Market Indices and Broader Performance
The BSE Sensex dived 1,836.57 points, or 2.46 per cent, to close at 72,696.39, while the NSE Nifty fell 601.85 points, or 2.60 per cent, to settle at 22,512.65. Broader markets fared even worse, with the BSE MidCap Select index dropping 3.82 per cent and the SmallCap Select index declining 3.66 per cent.
All sectoral indices ended in the red, led by consumer durables, which tumbled 4.91 per cent, followed by metal (4.76 per cent), realty (4.75 per cent), services (4.70 per cent), and PSU banks (4.39 per cent). Market breadth remained decisively negative, with 3,798 stocks declining against only 635 advances on the BSE.
Expert Analysis on Market Drivers
Aakash Shah, technical research analyst at Choice Equity Broking, stated, "The sharp fall was primarily driven by weak global cues, escalating geopolitical tensions in the Middle East, and a surge in crude oil prices, which dampened investor sentiment. Additionally, continued FII selling and weakness in the Indian rupee further added to the negative momentum."
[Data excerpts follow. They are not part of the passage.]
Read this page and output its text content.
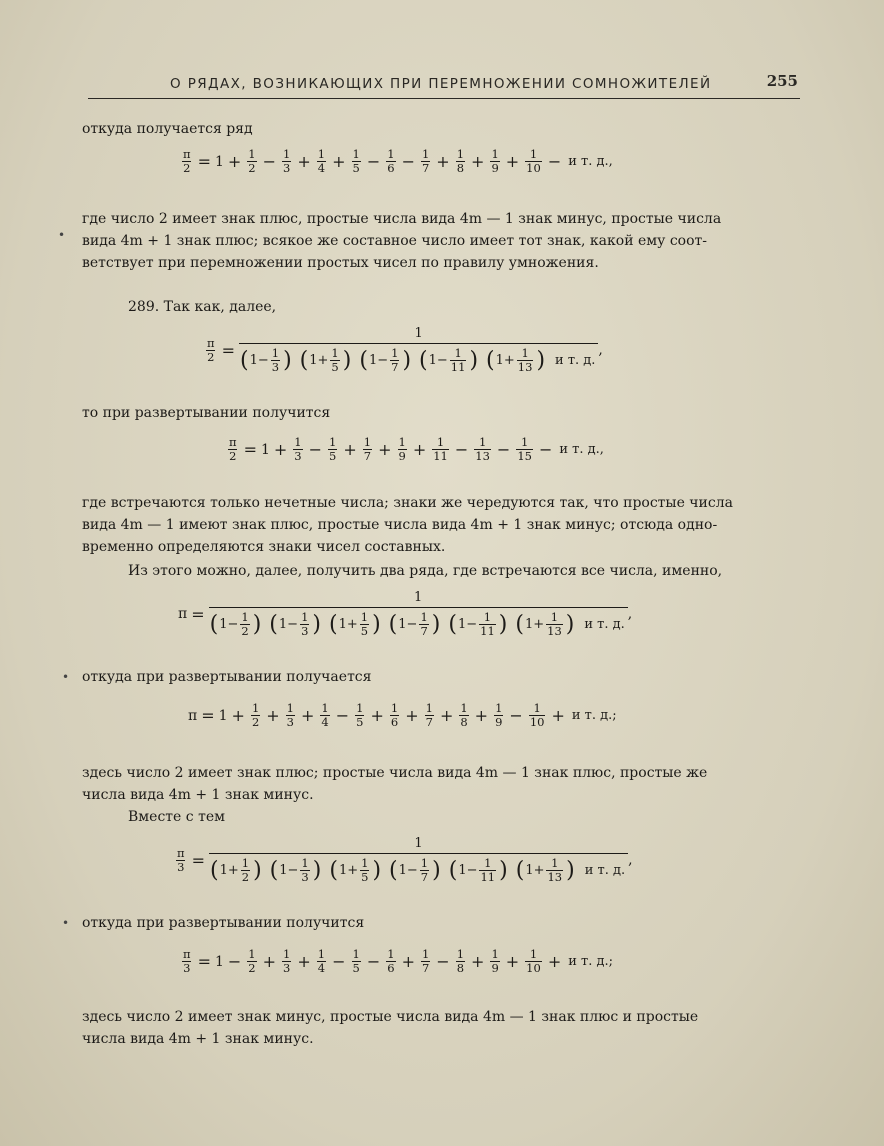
О РЯДАХ, ВОЗНИКАЮЩИХ ПРИ ПЕРЕМНОЖЕНИИ СОМНОЖИТЕЛЕЙ	255
откуда получается ряд
$\frac{\pi}{2} = 1 + \frac{1}{2} - \frac{1}{3} + \frac{1}{4} + \frac{1}{5} - \frac{1}{6} - \frac{1}{7} + \frac{1}{8} + \frac{1}{9} + \frac{1}{10} - и$ т. д.,
где число 2 имеет знак плюс, простые числа вида 4m — 1 знак минус, простые числа
вида 4m + 1 знак плюс; всякое же составное число имеет тот знак, какой ему соот-
ветствует при перемножении простых чисел по правилу умножения.
289. Так как, далее,
$\frac{\pi}{2}$ =
1
( 1− 1
3 ) ( 1+ 1
5 ) ( 1− 1
7 ) ( 1− 1
11 ) ( 1+ 1
13 ) и т. д.
,
то при развертывании получится
$\frac{\pi}{2} = 1 + \frac{1}{3} - \frac{1}{5} + \frac{1}{7} + \frac{1}{9} + \frac{1}{11} - \frac{1}{13} - \frac{1}{15} - и$ т. д.,
где встречаются только нечетные числа; знаки же чередуются так, что простые числа
вида 4m — 1 имеют знак плюс, простые числа вида 4m + 1 знак минус; отсюда одно-
временно определяются знаки чисел составных.
Из этого можно, далее, получить два ряда, где встречаются все числа, именно,
π =
1
( 1− 1
2 ) ( 1− 1
3 ) ( 1+ 1
5 ) ( 1− 1
7 ) ( 1− 1
11 ) ( 1+ 1
13 ) и т. д.
,
откуда при развертывании получается
$\pi = 1 + \frac{1}{2} + \frac{1}{3} + \frac{1}{4} - \frac{1}{5} + \frac{1}{6} + \frac{1}{7} + \frac{1}{8} + \frac{1}{9} - \frac{1}{10} + и$ т. д.;
здесь число 2 имеет знак плюс; простые числа вида 4m — 1 знак плюс, простые же
числа вида 4m + 1 знак минус.
Вместе с тем
$\frac{\pi}{3}$ =
1
( 1+ 1
2 ) ( 1− 1
3 ) ( 1+ 1
5 ) ( 1− 1
7 ) ( 1− 1
11 ) ( 1+ 1
13 ) и т. д.
,
откуда при развертывании получится
$\frac{\pi}{3} = 1 - \frac{1}{2} + \frac{1}{3} + \frac{1}{4} - \frac{1}{5} - \frac{1}{6} + \frac{1}{7} - \frac{1}{8} + \frac{1}{9} + \frac{1}{10} + и$ т. д.;
здесь число 2 имеет знак минус, простые числа вида 4m — 1 знак плюс и простые
числа вида 4m + 1 знак минус.
•
•
•
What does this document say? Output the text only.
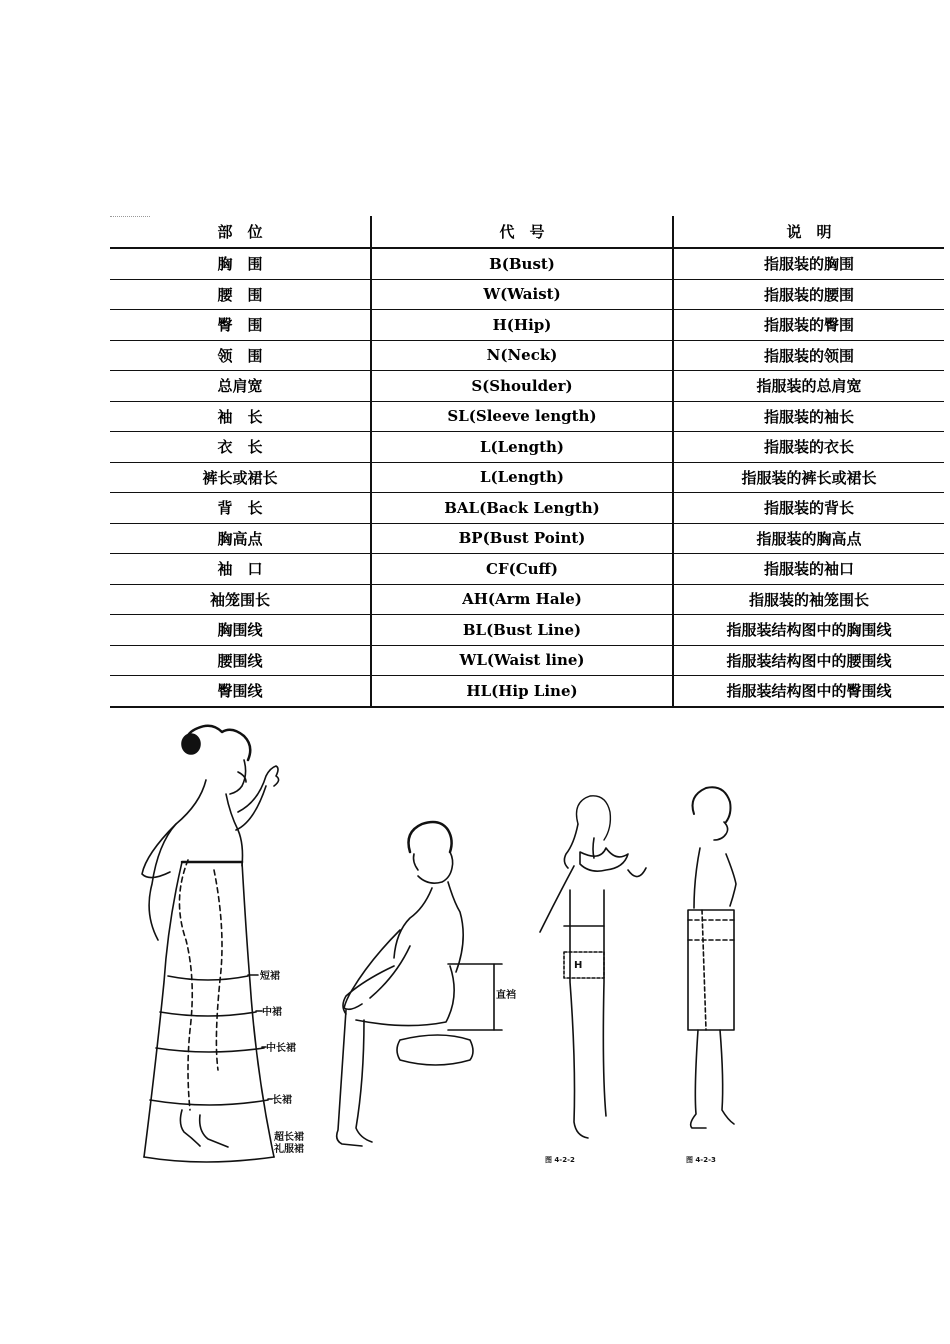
部　位	代　号	说　明
胸　围	B(Bust)	指服装的胸围
腰　围	W(Waist)	指服装的腰围
臀　围	H(Hip)	指服装的臀围
领　围	N(Neck)	指服装的领围
总肩宽	S(Shoulder)	指服装的总肩宽
袖　长	SL(Sleeve length)	指服装的袖长
衣　长	L(Length)	指服装的衣长
裤长或裙长	L(Length)	指服装的裤长或裙长
背　长	BAL(Back Length)	指服装的背长
胸高点	BP(Bust Point)	指服装的胸高点
袖　口	CF(Cuff)	指服装的袖口
袖笼围长	AH(Arm Hale)	指服装的袖笼围长
胸围线	BL(Bust Line)	指服装结构图中的胸围线
腰围线	WL(Waist line)	指服装结构图中的腰围线
臀围线	HL(Hip Line)	指服装结构图中的臀围线
短裙
中裙
中长裙
长裙
超长裙
礼服裙
直裆
H
图 4-2-2	图 4-2-3
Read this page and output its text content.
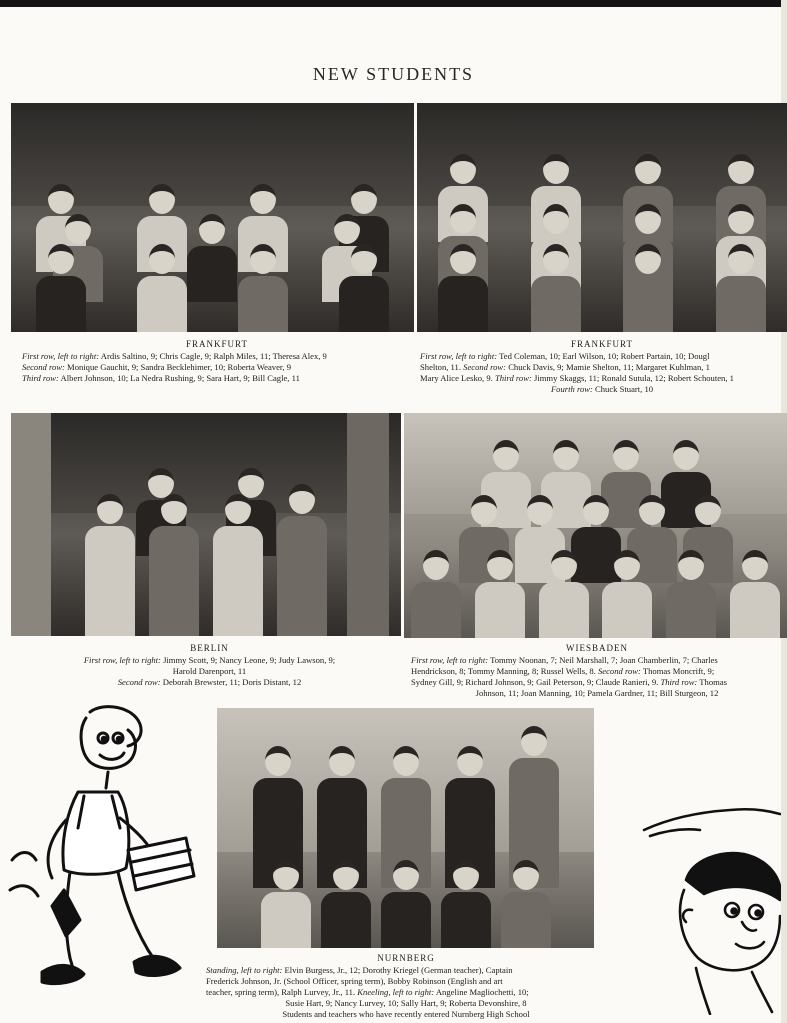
NEW STUDENTS
FRANKFURT
First row, left to right: Ardis Saltino, 9; Chris Cagle, 9; Ralph Miles, 11; Theresa Alex, 9
Second row: Monique Gauchit, 9; Sandra Becklehimer, 10; Roberta Weaver, 9
Third row: Albert Johnson, 10; La Nedra Rushing, 9; Sara Hart, 9; Bill Cagle, 11
FRANKFURT
First row, left to right: Ted Coleman, 10; Earl Wilson, 10; Robert Partain, 10; Dougl
Shelton, 11. Second row: Chuck Davis, 9; Mamie Shelton, 11; Margaret Kuhlman, 1
Mary Alice Lesko, 9. Third row: Jimmy Skaggs, 11; Ronald Sutula, 12; Robert Schouten, 1
Fourth row: Chuck Stuart, 10
BERLIN
First row, left to right: Jimmy Scott, 9; Nancy Leone, 9; Judy Lawson, 9;
Harold Darenport, 11
Second row: Deborah Brewster, 11; Doris Distant, 12
WIESBADEN
First row, left to right: Tommy Noonan, 7; Neil Marshall, 7; Joan Chamberlin, 7; Charles
Hendrickson, 8; Tommy Manning, 8; Russel Wells, 8. Second row: Thomas Moncrift, 9;
Sydney Gill, 9; Richard Johnson, 9; Gail Peterson, 9; Claude Ranieri, 9. Third row: Thomas
Johnson, 11; Joan Manning, 10; Pamela Gardner, 11; Bill Sturgeon, 12
NURNBERG
Standing, left to right: Elvin Burgess, Jr., 12; Dorothy Kriegel (German teacher), Captain
Frederick Johnson, Jr. (School Officer, spring term), Bobby Robinson (English and art
teacher, spring term), Ralph Lurvey, Jr., 11. Kneeling, left to right: Angeline Magliochetti, 10;
Susie Hart, 9; Nancy Lurvey, 10; Sally Hart, 9; Roberta Devonshire, 8
Students and teachers who have recently entered Nurnberg High School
Since the conflict began, the Sensex has tumbled 8,590.8 points, or 10.56 per cent, while the Nifty has dropped 2,666 points, or 10.58 per cent. The total market capitalisation of BSE-listed companies has shrunk to Rs 415 lakh crore from Rs 463 lakh crore, translating into the massive erosion of Rs 48.29 lakh crore in investor wealth.
Ponmudi R, CEO of Enrich Money, an online trading and wealth tech firm, added, "The deepening Strait of Hormuz crisis, sustained pressure on the rupee, elevated energy prices, and continued foreign outflows are collectively driving a negative sentiment cycle."
Geopolitical Context and Global Impact
The sell-off follows the escalation of conflict in West Asia after the United States and Israel launched military strikes on Iran on February 28, reportedly killing Supreme Leader Ayatollah Ali Khamenei. Iran has since retaliated with attacks targeting Israeli and US military bases across several Gulf countries, including the UAE, Bahrain, Kuwait, Jordan, and Saudi Arabia.
This crisis has also threatened the Strait of Hormuz — a critical oil transit chokepoint between Iran and Oman — raising fears of supply disruptions and further fuelling volatility in global energy and financial markets.
Long-Term Market Implications
The sustained downturn highlights the vulnerability of emerging markets like India to external shocks. Investors are advised to monitor key factors such as:
- Geopolitical developments in West Asia
- Fluctuations in crude oil prices
- Foreign institutional investor (FII) activity
- Currency stability of the Indian rupee
As tensions persist, market analysts predict continued volatility, urging caution and strategic portfolio adjustments to mitigate risks in this uncertain environment.